Wednesday, May 6, 2009
Things Are Shaking At DirecTV And Sirius XM
DirecTV is valued at 24 billion dollars and no one really has any idea what to do with it. Sirius XM Satellite Radio continues to limp along with a single share of stock worth 47 cents. Its demise has long been forecast.
But, something behind the scenes is happening that may well change the fates and fortunes of both companies. His name is John Malone and his company is called Liberty Media.
Click here for a Wall Street Journal story about the recent (tax-free) move to consolidate the ownership of DirecTV. The ultimate motive is to make the company available to potential sale or merger with a phone company. Confused?
The cable TV companies are killing satellite TV by offering residential customers a low-cost combination of cable TV, high-speed Internet access and telephone service. This bundling of services is offered at a price that separately DirecTV and the various phone companies can't match.
The solution is to sell or merge DirecTV with a phone company that also offers broadband Internet service. That would allow this new company to now come at you with satellite TV, Internet and phone service bundled. Simply by matching the price of the cable TV companies, this new entity would be able to compete.
Before you get bored with this column, let's talk NASCAR. DirecTV's Hot Pass service was cancelled because it basically only reached the 13 million customers that DirecTV had in 2008. Out of that base, they were unable to guarantee that enough folks would pay additional fees for Hot Pass in 2009. Wait, it gets better.
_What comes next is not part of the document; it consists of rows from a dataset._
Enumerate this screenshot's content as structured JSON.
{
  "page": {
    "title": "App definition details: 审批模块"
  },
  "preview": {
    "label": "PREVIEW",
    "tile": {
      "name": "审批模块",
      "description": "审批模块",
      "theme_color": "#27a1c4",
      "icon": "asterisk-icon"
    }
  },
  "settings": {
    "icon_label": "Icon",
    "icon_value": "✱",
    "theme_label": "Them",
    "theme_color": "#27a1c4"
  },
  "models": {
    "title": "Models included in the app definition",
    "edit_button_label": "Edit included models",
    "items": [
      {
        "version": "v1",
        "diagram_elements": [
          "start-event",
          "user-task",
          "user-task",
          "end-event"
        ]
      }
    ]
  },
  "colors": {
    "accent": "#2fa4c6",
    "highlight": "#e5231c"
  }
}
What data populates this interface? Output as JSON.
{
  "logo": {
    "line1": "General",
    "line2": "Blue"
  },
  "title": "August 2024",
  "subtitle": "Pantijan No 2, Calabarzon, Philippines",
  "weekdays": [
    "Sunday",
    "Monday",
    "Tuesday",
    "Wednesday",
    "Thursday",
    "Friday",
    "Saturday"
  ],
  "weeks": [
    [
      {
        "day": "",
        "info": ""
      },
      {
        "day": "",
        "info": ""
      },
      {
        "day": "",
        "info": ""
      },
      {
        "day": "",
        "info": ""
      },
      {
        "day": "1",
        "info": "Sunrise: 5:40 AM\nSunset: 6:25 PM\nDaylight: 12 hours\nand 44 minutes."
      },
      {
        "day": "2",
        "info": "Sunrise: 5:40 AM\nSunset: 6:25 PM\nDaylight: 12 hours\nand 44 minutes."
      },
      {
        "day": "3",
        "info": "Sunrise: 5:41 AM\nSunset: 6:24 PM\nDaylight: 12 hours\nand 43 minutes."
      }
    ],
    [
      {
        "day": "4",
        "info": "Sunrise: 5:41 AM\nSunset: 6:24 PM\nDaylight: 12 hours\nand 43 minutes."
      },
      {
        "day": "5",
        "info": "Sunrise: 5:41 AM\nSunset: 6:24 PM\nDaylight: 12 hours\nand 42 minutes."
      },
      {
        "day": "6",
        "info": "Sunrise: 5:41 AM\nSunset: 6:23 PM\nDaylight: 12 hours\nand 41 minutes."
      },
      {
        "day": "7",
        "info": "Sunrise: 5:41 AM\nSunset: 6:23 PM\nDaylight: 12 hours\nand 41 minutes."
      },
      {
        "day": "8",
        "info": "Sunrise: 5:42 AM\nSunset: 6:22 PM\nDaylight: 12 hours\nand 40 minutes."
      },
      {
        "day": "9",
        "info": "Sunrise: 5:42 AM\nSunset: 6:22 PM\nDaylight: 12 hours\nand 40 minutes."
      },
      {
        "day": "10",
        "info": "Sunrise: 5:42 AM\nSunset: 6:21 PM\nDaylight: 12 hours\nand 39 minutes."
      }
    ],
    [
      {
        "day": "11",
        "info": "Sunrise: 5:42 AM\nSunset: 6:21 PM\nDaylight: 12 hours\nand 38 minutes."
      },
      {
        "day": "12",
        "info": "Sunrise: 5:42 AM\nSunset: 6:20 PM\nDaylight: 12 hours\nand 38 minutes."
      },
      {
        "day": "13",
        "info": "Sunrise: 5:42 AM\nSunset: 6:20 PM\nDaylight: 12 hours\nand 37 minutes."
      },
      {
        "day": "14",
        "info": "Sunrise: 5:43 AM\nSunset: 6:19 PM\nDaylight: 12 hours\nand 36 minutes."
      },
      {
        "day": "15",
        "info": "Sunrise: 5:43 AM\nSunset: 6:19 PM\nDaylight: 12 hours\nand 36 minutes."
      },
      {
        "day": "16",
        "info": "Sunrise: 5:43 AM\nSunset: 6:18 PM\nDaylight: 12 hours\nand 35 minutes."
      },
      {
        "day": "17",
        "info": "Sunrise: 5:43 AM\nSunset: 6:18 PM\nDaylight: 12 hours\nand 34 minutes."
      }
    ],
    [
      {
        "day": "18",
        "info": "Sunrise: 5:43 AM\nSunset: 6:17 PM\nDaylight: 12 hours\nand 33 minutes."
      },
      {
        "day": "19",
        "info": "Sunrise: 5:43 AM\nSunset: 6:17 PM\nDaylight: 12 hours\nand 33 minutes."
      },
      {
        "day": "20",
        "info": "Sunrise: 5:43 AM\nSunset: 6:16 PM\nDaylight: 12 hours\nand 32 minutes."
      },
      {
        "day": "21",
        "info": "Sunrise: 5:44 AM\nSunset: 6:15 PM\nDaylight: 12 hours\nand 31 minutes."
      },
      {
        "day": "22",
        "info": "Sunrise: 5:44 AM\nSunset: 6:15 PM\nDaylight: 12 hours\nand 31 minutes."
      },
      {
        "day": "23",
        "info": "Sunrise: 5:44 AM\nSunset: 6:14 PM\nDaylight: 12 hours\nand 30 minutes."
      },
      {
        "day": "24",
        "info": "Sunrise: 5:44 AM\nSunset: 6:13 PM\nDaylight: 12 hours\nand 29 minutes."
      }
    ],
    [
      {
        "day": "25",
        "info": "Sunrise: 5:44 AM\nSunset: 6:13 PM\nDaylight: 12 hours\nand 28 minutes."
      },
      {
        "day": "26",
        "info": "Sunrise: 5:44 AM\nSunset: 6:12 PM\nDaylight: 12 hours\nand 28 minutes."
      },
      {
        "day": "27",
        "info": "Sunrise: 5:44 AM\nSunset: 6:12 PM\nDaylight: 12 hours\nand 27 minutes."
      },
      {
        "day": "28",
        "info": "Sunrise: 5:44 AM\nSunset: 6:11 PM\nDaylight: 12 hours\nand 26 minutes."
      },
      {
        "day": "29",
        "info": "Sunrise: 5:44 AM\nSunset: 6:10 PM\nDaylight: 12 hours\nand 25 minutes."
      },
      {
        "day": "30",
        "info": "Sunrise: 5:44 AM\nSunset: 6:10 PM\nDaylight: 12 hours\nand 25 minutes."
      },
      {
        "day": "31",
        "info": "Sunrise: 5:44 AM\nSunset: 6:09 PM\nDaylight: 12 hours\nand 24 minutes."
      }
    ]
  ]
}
Here is the latest twist. Click here for a little column whispering about the fact that Mr. Malone recently stepped-in and bought a 40% share of Sirius XM Satellite Radio. Now, why would he be interested in this struggling and essentially bankrupt company?
Could it be that he envisions offering Sirius and DirecTV combined on your home satellite dish? After all, it is satellite radio.
In the not so distant future, you could be approached by a company who could offer all the NASCAR programming carried on the broadcast and cable networks sent to you in HD on a home satellite dish. This time, however, that same company could offer you home phone and high-speed Internet service at the same price as the cable TV company offer. So, what would sweeten the deal for NASCAR fans?
OK, take a deep breath. First, all the NASCAR TV programming comes on the satellite dish in HD. Then, Hot Pass gets resurrected in the same fully-produced format. Finally, you get Sirius XM's NASCAR channel 128 available fulltime on the same home dish, just like the music channels now on your cable TV dial. Of course, all of this now comes with high-speed broadband Internet for your NASCAR surfing and telephone service to tell all your friends. Whew.
In January of 2008 we wrote a column about convergence. Click here to read it. Convergence is "the modern presence of a vast array of technology to perform very similar tasks." After reading this column, does that sound familiar?
There is a huge battle raging over which companies will get access to your home and who can bring the most toys for your entertainment pleasure. Mr. Malone seems to be intent on combining DirecTV, Sirius XM, Internet access and phone service to beat the cable TV companies at their own game.
The financial moves this week may well be companies setting themselves up for big changes in the future. While the TV networks and the personalities may remain the same, how and where you watch and listen to NASCAR programming in 2010 may be very different.
Update: Remember, we are talking about a combined company. Only the TV and Sirius XM portions would be delivered on a home satellite dish. The Internet service and phone would be brought into your house on a land-line, just like the traditional phone companies offer now. Thanks to several TDP readers for asking a question about that issue.